We identified and replicated four glycan traits, incidence of bisecting GlcNAc, GP4, GP9 and GP21, that are predictive of incident hypertension after adjusting for confoundes and multiple testing [hazard ratio (95% CI) ranging from 0.45 (0.24–0.84) for GP21 to 2.9 (1.5–5.68) for GP4]. We then linearly combined the four replicated glycans and found that the glycan score correlated with incident hypertension, SBP and DBP.


Our results suggest that the IgG glycome changes prior to the development of hypertension.


Hypertension is the most prevalent modifiable risk factor for cardiovascular morbidity and mortality worldwide [1]. The risk factors for hypertension are multifactorial and include both genetic predisposition and environmental or lifestyle factors, such as salt intake, diet, alcohol use and sedentary behaviour [1,2].

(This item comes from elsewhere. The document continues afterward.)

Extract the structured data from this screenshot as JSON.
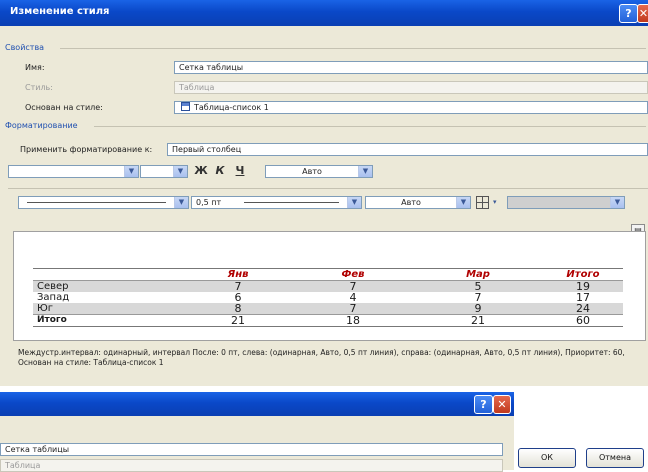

N-glycans are complex carbohydrate structures added to the protein backbone via the process of N-glycosylation and are one of the main contributors to protein structural and functional properties [3]. Most of the known proteome contains glycans [4], which are highly responsive to both environmental and genetic stimuli and frequently change in response to various pathophysiological conditions, including cardiovascular diseases (CVDs). We recently reported that certain plasma N-glycan traits can be leveraged to improve the accuracy of established CVD risk prediction models, thereby suggesting that N-glycans are sensitive to processes involved in early disease development [5]. Animal and cross-sectional human studies also suggest that alterations of the immunoglobulin G (IgG) N-glycome, which is known to influence inflammatory response [6], may be involved in both hypertension and blood pressure (BP) regulation [7], subclinical atherosclerosis and atherosclerosis risk factors [8]. In our recent article measuring 76 IgG glycan traits as well as GlycA in two independent cohorts in the UK [8], we described the association of four IgG traits, in addition to the previously reported GlycA, with measures of atherosclerosis. In the same study, we also presented IgG N-glycans’ incremental predicitive value when combined with the ACC/AHA risk score [8]. These findings suggest that changes to the IgG glycome could be a novel biomarker to predict incident hypertension.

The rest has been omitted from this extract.